If our mind is wandering dangerously, do something different so that you can distance yourself from those thoughts. Doing something holy is a great way to stop thinking about the profane. Reish Lakish must have read the contemporary journals in psychology which indicate that a person’s thoughts usually dictate how he or she will feel, which in turn dictates how one acts. Changing the subject and nature of one’s thinking, drawing one’s mind substantively into another place will change one’s mood and, hence, one’s course of action.
Finally, if none of these options work, consider utilizing the final Talmudic strategy which stems from the following statement: If a Jew is tempted to do evil he should go to a city where he is not known and do the evil there (Moed Katan 17a). Many rabbinic commentaries caution us from taking this statement literally. They explain that the Talmud is suggesting that a person be required to exert extra effort to sin, because in many instances, such extra effort will cause him or her to realize that it’s not worth the trouble.
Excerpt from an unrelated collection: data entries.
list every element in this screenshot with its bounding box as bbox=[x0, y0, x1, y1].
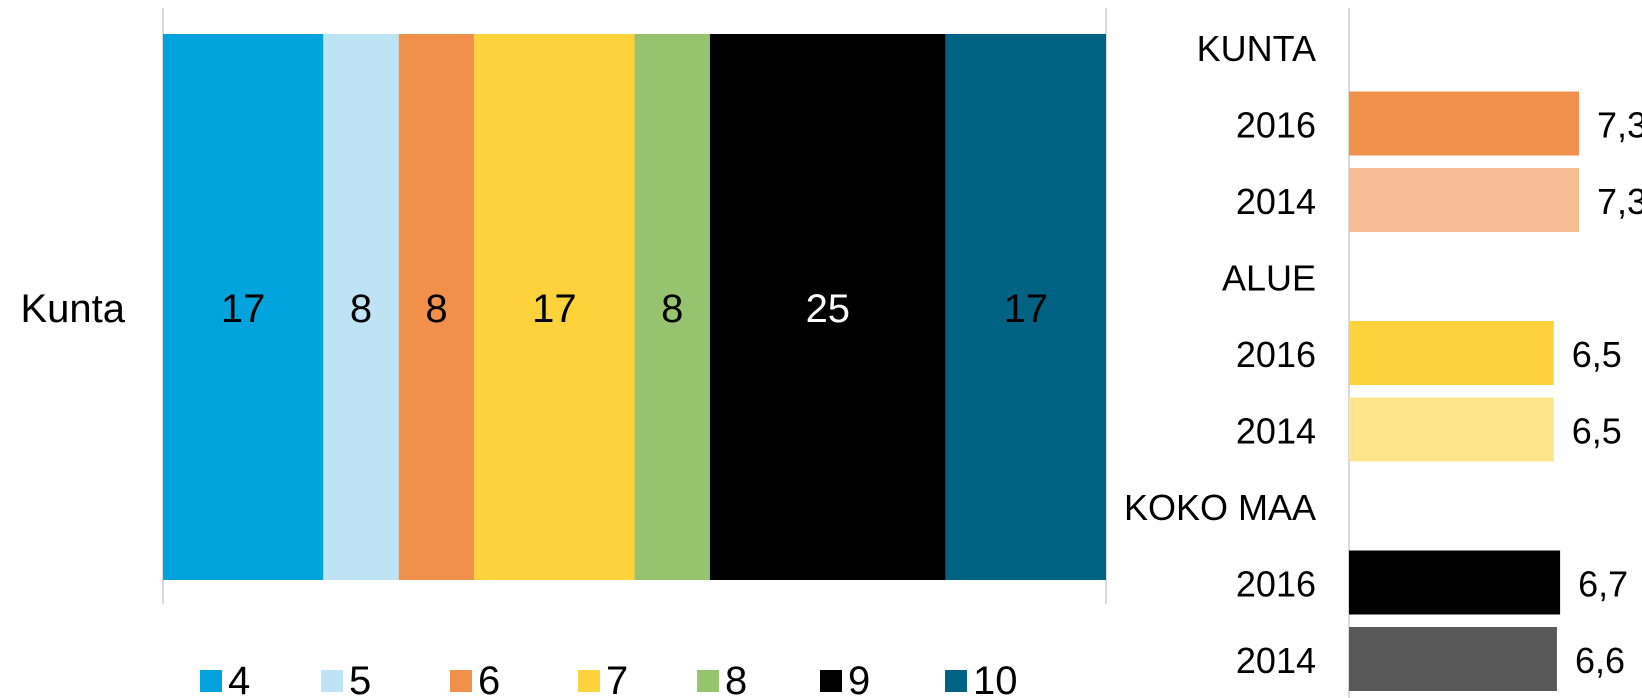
stack-value-label-7: 17 bbox=[532, 287, 577, 331]
comparison-bar-group: KUNTA 2016 7,3 2014 7,3 ALUE 2016 6,5 2014 6,5 KOK… bbox=[1124, 28, 1642, 691]
comparison-value-label-0-2016: 7,3 bbox=[1597, 105, 1642, 146]
comparison-bar-1-2016 bbox=[1349, 321, 1554, 385]
stack-bar-6 bbox=[398, 34, 475, 580]
legend-swatch-10 bbox=[945, 670, 967, 692]
year-label-1-2014: 2014 bbox=[1236, 411, 1316, 452]
stacked-bar-group bbox=[163, 34, 1106, 580]
year-label-0-2016: 2016 bbox=[1236, 105, 1316, 146]
legend-label-10: 10 bbox=[973, 659, 1018, 698]
year-label-1-2016: 2016 bbox=[1236, 334, 1316, 375]
stacked-label-group: 17 8 8 17 8 25 17 bbox=[221, 287, 1048, 331]
legend-label-6: 6 bbox=[478, 659, 500, 698]
comparison-value-label-1-2014: 6,5 bbox=[1572, 411, 1622, 452]
stack-value-label-9: 25 bbox=[806, 287, 851, 331]
comparison-value-label-2-2014: 6,6 bbox=[1575, 640, 1625, 681]
stack-value-label-6: 8 bbox=[425, 287, 447, 331]
stack-value-label-10: 17 bbox=[1004, 287, 1049, 331]
stack-bar-10 bbox=[945, 34, 1106, 580]
legend-swatch-6 bbox=[450, 670, 472, 692]
group-label-2: KOKO MAA bbox=[1124, 487, 1316, 528]
legend-label-8: 8 bbox=[725, 659, 747, 698]
comparison-value-label-1-2016: 6,5 bbox=[1572, 334, 1622, 375]
stack-value-label-4: 17 bbox=[221, 287, 266, 331]
stack-value-label-5: 8 bbox=[350, 287, 372, 331]
legend-label-9: 9 bbox=[848, 659, 870, 698]
comparison-value-label-2-2016: 6,7 bbox=[1578, 564, 1628, 605]
stack-bar-4 bbox=[163, 34, 324, 580]
legend-swatch-7 bbox=[578, 670, 600, 692]
category-label-kunta: Kunta bbox=[20, 287, 125, 331]
group-label-0: KUNTA bbox=[1197, 28, 1316, 69]
stack-bar-5 bbox=[323, 34, 399, 580]
comparison-bar-2-2016 bbox=[1349, 550, 1561, 615]
group-label-1: ALUE bbox=[1222, 258, 1316, 299]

This also reflects contemporary thinking in psychology, and in particular in addiction recovery. The concept of “postponing” an act which would threaten to undo a person’s good work and character, is sometimes the last attempt to control oneself. Giving oneself “permission” to do something unhealthy, but only after a period of time, can often allow the person’s mood-state or frame of mind to elapse or run its course. When the time comes for a person to go ahead with the deed, he or she may have lost interest in it or have found another way out. Perhaps, when all else fails, the last thing we can do is stall in the hope that eventually, we will come to our senses.
As Jews, we all share in the responsibility of protecting each other, kol yisrael areivim zeh bazeh. Therefore, it is imperative that we create communal safeguards to protect ourselves from sick and perverted people. At the same time, let’s not forget that each of us is individually responsible to protect himself from his darkest impulses. By adopting techniques to help prevent our fantasies from festering and growing into unforgivable misdeeds, we will be protecting innocent victims, beloved family members, and most of all, ourselves.